Across thirteen works, from quintets to larger, richly detailed ensembles, Apartment House use Cage’s “time-bracket” system not only to coordinate playing but to imbue the music with a living, breathing ambiguity. Every execution is guided by clock and ear, leaving specifics of duration, dynamics, and timbral blend to the discretion of each musician - resulting in realizations that feel simultaneously meticulous and liberated from dogma. Particularly notable are the four distinctive renditions of “Five”: each, though based on identical structural premises and recurring instrumentation, forges its own fragile identity through decisions of entry, decay, and sonic placement, making evident how deeply Cage’s trust in his performers shapes the outcome.
What distinguishes this project is Apartment House’s refusal to treat the scores as sacred relics. Instead, their efforts reflect the ethos described by Mira Benjamin: becoming “curious listeners” to their own playing—a process yielding a fluid, real-time negotiation between the written and the momentary. The use of varied instruments and flexible approaches—for instance, a clarinet-based “Four5” rather than four saxophones—demonstrates a rigorous but creative engagement with Cage’s instructions. The resulting soundscapes, especially in larger-numbered ensembles, remain uncluttered and transparent, attesting to the ensemble’s clarity and restraint even as textures become increasingly complex.

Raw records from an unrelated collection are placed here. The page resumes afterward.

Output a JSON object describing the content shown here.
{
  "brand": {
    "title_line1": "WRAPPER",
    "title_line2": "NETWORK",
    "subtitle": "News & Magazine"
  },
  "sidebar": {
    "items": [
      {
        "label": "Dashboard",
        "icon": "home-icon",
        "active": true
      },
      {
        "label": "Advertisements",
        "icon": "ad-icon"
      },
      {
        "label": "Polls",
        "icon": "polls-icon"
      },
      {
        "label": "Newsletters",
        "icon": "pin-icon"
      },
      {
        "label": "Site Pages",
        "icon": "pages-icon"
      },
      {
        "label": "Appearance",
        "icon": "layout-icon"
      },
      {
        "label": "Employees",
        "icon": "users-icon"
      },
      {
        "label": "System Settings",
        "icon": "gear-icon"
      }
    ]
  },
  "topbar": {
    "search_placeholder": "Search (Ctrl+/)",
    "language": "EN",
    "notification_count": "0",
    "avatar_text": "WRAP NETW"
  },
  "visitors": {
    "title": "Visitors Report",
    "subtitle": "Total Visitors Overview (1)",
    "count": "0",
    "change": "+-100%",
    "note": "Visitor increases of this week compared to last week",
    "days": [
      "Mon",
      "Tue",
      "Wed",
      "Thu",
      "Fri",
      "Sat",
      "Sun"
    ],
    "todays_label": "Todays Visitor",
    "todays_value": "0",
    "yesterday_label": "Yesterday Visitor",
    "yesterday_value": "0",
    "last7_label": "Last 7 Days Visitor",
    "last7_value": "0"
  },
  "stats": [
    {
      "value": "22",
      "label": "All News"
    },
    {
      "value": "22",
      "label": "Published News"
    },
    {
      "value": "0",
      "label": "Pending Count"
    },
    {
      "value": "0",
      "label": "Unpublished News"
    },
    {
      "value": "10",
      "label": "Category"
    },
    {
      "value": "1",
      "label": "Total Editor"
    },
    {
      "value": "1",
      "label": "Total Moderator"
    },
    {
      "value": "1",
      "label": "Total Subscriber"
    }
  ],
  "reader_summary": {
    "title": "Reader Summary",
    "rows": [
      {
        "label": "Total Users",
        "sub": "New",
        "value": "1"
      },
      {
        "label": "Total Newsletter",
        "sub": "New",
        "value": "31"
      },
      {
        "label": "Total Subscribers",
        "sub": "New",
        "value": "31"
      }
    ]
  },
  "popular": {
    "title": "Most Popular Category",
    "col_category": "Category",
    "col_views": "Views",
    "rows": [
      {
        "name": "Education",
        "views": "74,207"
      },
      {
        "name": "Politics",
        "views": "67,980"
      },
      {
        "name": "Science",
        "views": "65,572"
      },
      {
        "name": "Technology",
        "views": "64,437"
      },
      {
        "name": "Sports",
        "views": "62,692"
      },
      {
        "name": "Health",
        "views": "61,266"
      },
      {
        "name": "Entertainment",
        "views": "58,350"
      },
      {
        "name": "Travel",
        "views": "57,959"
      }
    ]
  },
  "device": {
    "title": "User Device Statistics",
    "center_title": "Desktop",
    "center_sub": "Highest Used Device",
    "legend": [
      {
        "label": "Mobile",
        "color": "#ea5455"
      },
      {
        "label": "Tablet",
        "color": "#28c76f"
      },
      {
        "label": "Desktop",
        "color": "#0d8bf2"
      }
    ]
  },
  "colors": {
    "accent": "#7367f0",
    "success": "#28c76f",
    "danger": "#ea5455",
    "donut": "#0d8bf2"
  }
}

Ultimately, Number Pieces stands as a meticulously crafted testament to Cage’s enduring legacy—a legacy where questioning is as vital as answering, and where the act of musical making is ever new. Apartment House’s interpretations ensure these compositions are not museum pieces but dynamic frameworks, waiting for each new collaboration to take shape. This collection, handsomely produced by Another Timbre with careful attention to detail and documentation, will serve both as a resource for listeners and as an inspirational example of what sensitive, searching performance can reveal in even the most familiar contemporary repertoire.